Cloudsoc API Keys and its relation with the user account status

book

Article ID: 269498

calendar_today

Updated On:

Products

CASB Advanced Threat Protection CASB Audit CASB Gateway CASB Gateway Advanced CASB Security Advanced CASB Security Advanced IAAS CASB Security Premium CASB Security Premium IAAS CASB Security Standard CASB Securlet IAAS CASB Securlet SAAS CASB Securlet SAAS With DLP-CDS

Issue/Introduction

Cloudsoc API Keys are tied to the owner (which is the user account used to create the key). The keys inherit the user permissions (either via role or the access profile assigned), and the events made by the API Key gets populated in the console using the API Key owner.

This article clarifies more the impact on the API Key status if the user account status changes.

Resolution

1- User Account deletion

Upon the deletion of the user account, the API key loses its validity, and it won't be able to authenticate to Cloudsoc. All the operations made by the API Key afterward won't be able to authenticate to Cloudsoc ( HTTP unauthenticated response  - Response code 401 - ).

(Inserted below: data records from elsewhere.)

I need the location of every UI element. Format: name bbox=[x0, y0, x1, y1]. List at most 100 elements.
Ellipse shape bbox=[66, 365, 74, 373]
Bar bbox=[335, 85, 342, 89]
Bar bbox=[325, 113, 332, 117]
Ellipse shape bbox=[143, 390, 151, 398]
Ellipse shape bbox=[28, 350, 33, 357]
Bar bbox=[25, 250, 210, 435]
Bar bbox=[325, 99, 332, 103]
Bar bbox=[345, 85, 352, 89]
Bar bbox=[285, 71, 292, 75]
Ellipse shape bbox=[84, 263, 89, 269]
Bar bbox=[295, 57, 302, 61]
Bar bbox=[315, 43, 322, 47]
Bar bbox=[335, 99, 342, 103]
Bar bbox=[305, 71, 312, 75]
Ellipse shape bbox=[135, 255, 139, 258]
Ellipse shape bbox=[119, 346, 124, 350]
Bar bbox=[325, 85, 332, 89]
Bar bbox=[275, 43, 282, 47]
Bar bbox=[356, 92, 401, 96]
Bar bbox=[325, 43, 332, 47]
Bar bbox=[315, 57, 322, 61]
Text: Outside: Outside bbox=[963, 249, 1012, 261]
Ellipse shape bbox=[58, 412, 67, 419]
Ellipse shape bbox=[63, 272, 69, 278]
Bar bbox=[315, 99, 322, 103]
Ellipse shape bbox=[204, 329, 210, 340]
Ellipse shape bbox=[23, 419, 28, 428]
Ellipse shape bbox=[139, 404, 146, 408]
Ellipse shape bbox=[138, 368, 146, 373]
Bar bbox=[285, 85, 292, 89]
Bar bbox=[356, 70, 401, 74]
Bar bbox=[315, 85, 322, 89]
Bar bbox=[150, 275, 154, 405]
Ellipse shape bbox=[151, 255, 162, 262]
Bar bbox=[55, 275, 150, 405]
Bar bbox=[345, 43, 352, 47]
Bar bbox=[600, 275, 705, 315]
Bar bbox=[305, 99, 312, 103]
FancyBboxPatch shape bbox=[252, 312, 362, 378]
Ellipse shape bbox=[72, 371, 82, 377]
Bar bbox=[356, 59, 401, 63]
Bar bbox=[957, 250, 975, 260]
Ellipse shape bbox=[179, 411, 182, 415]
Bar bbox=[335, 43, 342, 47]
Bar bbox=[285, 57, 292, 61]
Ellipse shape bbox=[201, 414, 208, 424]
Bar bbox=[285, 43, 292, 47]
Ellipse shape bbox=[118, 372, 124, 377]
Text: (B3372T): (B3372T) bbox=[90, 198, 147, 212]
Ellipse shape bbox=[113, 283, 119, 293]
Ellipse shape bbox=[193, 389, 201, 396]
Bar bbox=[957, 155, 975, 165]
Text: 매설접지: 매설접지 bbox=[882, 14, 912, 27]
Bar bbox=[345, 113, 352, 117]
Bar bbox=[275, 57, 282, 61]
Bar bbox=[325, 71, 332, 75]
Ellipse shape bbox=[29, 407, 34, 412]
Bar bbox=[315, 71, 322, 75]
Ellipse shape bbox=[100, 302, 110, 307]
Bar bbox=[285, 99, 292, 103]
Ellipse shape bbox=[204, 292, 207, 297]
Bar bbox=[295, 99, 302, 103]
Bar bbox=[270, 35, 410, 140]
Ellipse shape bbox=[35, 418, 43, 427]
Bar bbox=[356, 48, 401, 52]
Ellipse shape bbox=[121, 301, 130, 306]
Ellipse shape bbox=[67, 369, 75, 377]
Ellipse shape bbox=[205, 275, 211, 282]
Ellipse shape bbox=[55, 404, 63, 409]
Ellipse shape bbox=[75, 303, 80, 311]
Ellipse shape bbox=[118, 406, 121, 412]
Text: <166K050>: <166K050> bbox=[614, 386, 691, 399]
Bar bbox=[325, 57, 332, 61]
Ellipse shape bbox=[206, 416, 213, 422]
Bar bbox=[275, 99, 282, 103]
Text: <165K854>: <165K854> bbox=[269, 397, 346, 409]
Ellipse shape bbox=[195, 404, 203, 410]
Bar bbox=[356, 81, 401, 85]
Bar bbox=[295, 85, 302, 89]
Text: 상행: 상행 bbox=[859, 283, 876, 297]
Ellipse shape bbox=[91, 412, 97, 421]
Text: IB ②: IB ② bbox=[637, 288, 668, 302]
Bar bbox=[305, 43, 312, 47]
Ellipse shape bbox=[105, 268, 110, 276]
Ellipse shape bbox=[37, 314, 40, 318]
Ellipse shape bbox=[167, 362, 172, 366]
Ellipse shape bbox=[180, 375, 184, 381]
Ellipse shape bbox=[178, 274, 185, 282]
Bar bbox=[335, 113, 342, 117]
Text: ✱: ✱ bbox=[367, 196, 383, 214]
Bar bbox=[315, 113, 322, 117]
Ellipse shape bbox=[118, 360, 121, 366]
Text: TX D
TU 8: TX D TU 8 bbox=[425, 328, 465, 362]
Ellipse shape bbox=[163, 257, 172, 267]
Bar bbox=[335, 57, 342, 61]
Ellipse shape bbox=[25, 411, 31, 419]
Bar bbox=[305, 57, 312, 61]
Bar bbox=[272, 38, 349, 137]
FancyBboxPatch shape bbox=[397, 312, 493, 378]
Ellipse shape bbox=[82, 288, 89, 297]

The API key will not be deleted automatically, it will continue to be listed under the existing API Key list.

 

2- User Account is Deactivated

Once the user account is deactivated, the API Key will lost the inherited permissions. All the operations made by the API key afterward will be denied access (HTTP Forbidden - 403 Response -)

 

3- User account role changes (demoted or promoted):

The API Key always inherits the permissions from the current setting of the user account that created it. If the user account is demoted to a "User" account, then it won't be able to perform any administrator task ( HTTP Unauthenticated response - HTTP 401-). while it will restore the administrator permissions if the role changes back to "System Admin" for example.

Verify the current role and the assigned access profile to verify the assigned permissions.

 

4- Recreate a deleted user

As per the first use case, if the user account gets deleted then the API key will lose its inherited permissions.

If the same user account is recreated  -within a reasonable period of time-, then the user account will be assigned the same user id and the key will be tied again to the exact same user account inheriting the currently assigned permissions (either via role or access profile).